Our job, in the Parish of Mary, Mother of God, is to be missionary disciples of Jesus in south Bradford. This is the unfolding story of how Mgr Paul Grogan (Parish Priest), Fr Michael Doody (Assistant Priest) and about 500 Mass-goers seek to bring more people into the barque of Peter (while entirely respecting everybody else outside of it). It is a continuation of an earlier blog which narrated Mgr Grogan's work as a University Chaplain.
Mgr Paul Grogan
Mgr Paul Grogan
Thursday, 26 January 2012
Life-enhancing Christian unity service
An odd thing about pastoral work is that you plug away at something and it only ever half works and then suddenly and unaccountably it takes off. For a good number of years we've held a lunchtime Service during Christian Unity Week and a small number of staff have turned up and we've prayed together and gained support from one another.

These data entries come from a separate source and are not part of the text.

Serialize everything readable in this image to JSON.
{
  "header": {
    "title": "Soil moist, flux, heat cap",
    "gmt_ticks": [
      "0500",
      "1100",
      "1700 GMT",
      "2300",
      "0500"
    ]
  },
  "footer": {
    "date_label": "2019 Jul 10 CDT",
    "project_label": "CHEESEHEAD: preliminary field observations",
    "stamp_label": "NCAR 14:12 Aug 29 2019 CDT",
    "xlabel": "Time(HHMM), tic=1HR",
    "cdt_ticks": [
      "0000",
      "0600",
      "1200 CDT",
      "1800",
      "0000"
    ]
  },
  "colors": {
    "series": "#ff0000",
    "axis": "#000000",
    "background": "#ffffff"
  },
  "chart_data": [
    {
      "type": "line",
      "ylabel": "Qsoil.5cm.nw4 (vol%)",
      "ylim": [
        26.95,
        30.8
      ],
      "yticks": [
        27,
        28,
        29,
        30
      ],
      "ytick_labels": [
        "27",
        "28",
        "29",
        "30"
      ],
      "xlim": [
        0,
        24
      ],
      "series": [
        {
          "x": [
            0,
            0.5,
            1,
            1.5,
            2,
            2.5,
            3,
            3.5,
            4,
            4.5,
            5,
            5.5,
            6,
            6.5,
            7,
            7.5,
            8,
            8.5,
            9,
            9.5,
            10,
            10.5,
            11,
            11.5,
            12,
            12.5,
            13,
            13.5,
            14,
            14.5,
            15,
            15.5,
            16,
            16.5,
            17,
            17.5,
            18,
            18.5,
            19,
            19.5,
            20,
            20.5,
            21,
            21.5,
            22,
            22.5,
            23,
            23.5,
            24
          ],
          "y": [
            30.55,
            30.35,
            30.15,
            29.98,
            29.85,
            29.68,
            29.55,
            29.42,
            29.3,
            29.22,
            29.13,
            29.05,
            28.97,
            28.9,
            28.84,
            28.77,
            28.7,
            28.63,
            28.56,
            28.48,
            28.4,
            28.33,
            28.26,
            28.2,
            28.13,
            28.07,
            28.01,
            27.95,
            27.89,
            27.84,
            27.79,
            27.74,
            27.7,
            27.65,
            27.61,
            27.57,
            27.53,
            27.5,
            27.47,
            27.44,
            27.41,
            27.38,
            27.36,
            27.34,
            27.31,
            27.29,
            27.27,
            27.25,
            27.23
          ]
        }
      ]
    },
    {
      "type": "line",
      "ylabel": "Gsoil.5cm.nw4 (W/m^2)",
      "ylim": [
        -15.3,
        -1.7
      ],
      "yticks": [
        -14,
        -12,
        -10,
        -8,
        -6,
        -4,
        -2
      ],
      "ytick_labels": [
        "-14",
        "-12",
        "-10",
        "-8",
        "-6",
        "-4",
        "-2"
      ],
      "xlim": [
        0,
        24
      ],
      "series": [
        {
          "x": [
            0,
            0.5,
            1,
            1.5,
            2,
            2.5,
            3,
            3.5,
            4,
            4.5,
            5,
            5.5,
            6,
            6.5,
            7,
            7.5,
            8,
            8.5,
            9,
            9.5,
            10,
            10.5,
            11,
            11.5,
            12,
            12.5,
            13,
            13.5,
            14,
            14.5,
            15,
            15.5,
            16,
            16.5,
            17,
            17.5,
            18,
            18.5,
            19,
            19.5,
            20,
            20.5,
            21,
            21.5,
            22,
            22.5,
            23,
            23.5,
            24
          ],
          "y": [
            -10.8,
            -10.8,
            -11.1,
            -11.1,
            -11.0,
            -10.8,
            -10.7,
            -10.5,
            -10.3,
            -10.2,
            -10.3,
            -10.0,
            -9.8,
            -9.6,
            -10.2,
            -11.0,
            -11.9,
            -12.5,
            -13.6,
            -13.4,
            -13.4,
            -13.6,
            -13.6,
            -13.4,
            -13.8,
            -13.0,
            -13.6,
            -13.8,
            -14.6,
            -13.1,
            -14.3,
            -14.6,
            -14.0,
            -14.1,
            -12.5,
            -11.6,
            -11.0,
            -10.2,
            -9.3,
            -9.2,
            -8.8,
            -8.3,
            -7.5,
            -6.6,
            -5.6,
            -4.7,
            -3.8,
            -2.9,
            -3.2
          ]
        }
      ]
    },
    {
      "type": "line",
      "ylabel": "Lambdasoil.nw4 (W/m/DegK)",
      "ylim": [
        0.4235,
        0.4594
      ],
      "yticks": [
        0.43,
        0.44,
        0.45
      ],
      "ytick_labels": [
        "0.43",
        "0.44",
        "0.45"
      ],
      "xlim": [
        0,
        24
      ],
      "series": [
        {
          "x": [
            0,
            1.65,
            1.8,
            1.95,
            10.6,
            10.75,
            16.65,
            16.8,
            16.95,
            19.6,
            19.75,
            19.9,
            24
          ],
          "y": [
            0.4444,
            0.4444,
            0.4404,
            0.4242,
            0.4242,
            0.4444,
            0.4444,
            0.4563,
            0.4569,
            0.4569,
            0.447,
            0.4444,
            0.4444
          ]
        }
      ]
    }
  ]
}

It's been worthwhile, but at the same time it's confirmed the fact that there are not many of us. Then somebody suggested that we organise an event in the evening so we did and lots of people turned up: more than 60 (which constitutes a big number in poor secularised Yorkshire!) Moreover, I had the fortuitous idea of stepping back. My colleague, Dr Jane de Gay, who is an English lecturer and who was ordained in the Church of England a couple of years ago, planned the service and presided beautifully, and young people from the Leeds Christian Cell Network and from local Baptist churches and parishioners from various other local churches joined us. The service was split into two halves: traditional hymns to start with and then, to finish, modern worship songs backed by a tuneful guitar-and-drum-group led by Leeds Trinity student (and proud Baptist) Jake Womack. Here is a picture of some of those who were involved.
What was so good about the event? One, we share a love of Christ. Two, we were grateful for each other's presence: the students, in particular, realised that something important was happening, given the level of preparation and the quality of the music. Three, we prayed together. That was a golden moment: a line of young people from different Christian traditions standing in front of the altar petitioning their common Father. How such moments must delight his heart! The process of ecumenism is necessarily slow and the associated meetings can be frankly tedious. But the frustrations are a small price to pay if we are convinced (as how can we not be?) that on such an evening we created a small piece of unity to honour God our Father (or perhaps better that his Holy Spirit created it through us) and that he received our offering with pleasure. The in-house sandwiches afterwards were excellent too - full-bodied, succulent, and varied - and people lingered for ages, chatting happily and building up the Church, effortlessly.